J Bioinform Comput Biol. 2005 Apr;3(2):243-55. doi: 10.1142/s021972000500103x.
We describe an exhaustive and greedy algorithm for improving the accuracy of multiple sequence alignment. A simple progressive alignment approach is employed to provide initial alignments. The initial alignment is then iteratively optimized against an objective function. For any working alignment, the optimization involves three operations: insertions, deletions and shuffles of gaps. The optimization is exhaustive since the algorithm applies the above operations to all eligible positions of an alignment. It is also greedy since only the operation that gives the best improving objective score will be accepted. The algorithms have been implemented in the EGMA (Exhaustive and Greedy Multiple Alignment) package using Java programming language, and have been evaluated using the BAliBASE benchmark alignment database. Although EGMA is not guaranteed to produce globally optimized alignment, the tests indicate that EGMA is able to build alignments with high quality consistently, compared with other commonly used iterative and non-iterative alignment programs. It is also useful for refining multiple alignments obtained by other methods.

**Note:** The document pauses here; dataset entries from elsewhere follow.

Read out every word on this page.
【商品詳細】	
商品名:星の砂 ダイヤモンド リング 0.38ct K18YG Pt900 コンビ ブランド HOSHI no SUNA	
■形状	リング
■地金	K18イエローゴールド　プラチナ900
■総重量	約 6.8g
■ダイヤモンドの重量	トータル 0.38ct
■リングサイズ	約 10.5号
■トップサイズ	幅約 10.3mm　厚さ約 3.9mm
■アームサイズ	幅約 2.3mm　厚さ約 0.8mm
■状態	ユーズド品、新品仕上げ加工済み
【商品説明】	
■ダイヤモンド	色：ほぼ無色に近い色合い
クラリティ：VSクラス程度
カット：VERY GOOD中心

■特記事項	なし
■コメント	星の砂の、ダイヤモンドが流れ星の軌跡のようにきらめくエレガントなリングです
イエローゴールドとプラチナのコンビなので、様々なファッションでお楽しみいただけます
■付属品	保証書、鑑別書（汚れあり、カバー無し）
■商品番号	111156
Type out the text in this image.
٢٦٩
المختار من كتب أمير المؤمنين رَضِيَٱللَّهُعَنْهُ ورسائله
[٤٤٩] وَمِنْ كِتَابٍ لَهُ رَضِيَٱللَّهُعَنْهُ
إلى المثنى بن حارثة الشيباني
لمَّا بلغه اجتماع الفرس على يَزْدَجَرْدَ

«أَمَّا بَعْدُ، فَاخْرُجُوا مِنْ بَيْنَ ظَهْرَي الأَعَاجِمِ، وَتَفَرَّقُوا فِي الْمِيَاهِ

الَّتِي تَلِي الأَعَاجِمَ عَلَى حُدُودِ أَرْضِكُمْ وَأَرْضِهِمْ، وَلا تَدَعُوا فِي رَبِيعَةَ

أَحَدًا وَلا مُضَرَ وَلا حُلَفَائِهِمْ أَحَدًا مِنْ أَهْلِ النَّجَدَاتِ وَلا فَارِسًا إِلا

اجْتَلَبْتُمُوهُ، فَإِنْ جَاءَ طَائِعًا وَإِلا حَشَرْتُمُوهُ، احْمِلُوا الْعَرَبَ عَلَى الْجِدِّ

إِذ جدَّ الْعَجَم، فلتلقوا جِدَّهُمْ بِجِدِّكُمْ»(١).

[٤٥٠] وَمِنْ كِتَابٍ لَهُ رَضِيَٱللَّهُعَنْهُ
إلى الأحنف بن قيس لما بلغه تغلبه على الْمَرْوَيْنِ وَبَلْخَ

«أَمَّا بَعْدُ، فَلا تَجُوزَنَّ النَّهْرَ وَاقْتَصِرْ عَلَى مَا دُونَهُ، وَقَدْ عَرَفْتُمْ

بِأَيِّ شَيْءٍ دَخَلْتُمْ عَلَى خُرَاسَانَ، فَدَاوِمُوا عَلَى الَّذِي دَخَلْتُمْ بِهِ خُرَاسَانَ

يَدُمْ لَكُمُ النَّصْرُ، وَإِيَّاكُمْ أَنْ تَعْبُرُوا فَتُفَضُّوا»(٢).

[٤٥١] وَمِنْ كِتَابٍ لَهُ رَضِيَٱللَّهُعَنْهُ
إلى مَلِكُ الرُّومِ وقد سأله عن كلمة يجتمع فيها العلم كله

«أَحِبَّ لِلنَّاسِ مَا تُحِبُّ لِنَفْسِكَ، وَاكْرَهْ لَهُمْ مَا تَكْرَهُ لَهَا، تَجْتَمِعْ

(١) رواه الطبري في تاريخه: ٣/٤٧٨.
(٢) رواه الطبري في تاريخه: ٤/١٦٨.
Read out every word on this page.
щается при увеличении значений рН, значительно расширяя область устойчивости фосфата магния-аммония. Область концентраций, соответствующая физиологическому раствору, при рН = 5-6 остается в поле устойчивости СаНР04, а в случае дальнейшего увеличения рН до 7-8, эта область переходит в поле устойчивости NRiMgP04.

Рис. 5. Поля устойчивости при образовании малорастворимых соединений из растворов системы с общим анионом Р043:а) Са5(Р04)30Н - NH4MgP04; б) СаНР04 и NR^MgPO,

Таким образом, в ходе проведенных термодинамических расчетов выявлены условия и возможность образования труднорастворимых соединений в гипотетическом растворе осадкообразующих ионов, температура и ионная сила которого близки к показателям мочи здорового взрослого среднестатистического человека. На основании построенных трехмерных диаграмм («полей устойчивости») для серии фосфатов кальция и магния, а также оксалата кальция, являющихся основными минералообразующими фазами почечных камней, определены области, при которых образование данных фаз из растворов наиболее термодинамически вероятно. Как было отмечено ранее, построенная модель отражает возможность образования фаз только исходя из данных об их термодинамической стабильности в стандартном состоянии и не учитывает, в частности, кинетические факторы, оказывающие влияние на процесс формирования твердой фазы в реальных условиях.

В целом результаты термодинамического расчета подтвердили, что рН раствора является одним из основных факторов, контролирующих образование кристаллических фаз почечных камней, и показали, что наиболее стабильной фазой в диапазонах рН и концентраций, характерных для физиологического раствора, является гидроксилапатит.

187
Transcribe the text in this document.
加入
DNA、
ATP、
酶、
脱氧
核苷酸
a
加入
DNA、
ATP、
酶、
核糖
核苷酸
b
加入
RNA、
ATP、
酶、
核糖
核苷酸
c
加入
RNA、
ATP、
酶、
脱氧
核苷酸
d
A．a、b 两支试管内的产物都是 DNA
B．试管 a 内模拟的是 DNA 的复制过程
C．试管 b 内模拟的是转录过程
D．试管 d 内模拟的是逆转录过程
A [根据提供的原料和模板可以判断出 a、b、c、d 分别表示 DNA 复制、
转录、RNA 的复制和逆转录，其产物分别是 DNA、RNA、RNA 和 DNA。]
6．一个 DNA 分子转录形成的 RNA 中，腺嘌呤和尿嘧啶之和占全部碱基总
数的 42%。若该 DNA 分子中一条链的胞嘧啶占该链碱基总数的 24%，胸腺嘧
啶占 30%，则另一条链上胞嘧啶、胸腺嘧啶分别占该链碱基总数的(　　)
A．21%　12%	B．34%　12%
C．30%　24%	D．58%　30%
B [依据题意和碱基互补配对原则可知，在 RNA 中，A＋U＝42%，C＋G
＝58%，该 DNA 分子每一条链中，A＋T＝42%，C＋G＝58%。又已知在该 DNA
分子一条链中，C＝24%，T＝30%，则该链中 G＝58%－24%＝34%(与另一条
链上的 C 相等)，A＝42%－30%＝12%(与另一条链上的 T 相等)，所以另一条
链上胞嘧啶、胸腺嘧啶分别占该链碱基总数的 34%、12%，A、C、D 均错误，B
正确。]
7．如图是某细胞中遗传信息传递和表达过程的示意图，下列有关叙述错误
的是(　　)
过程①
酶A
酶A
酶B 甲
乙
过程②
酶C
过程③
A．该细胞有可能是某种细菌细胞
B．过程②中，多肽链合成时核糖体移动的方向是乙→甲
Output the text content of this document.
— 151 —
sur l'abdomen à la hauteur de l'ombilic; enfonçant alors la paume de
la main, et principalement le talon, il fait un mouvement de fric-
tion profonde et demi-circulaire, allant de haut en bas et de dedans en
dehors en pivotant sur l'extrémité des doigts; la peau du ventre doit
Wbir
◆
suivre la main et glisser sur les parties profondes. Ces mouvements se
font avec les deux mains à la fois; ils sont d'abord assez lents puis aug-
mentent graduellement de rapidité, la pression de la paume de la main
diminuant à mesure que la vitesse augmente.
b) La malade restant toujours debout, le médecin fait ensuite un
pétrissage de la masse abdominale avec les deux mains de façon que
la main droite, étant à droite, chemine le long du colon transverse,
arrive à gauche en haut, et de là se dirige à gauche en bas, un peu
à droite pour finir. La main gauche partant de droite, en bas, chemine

我们描述了一种用于提高多序列比对准确性的穷举贪心算法。采用一种简单的渐进比对方法来提供初始比对。然后针对一个目标函数对初始比对进行迭代优化。对于任何有效的比对,优化涉及三种操作:间隙的插入、删除和重排。该优化是穷举的,因为算法将上述操作应用于比对的所有合格位置。它也是贪心的,因为只接受能给出最佳目标得分改进的操作。这些算法已使用Java编程语言在EGMA(穷举贪心多序列比对)软件包中实现,并使用BAliBASE基准比对数据库进行了评估。尽管EGMA不能保证产生全局最优比对,但测试表明,与其他常用的迭代和非迭代比对程序相比,EGMA能够始终如一地构建高质量的比对。它对于优化通过其他方法获得的多序列比对也很有用。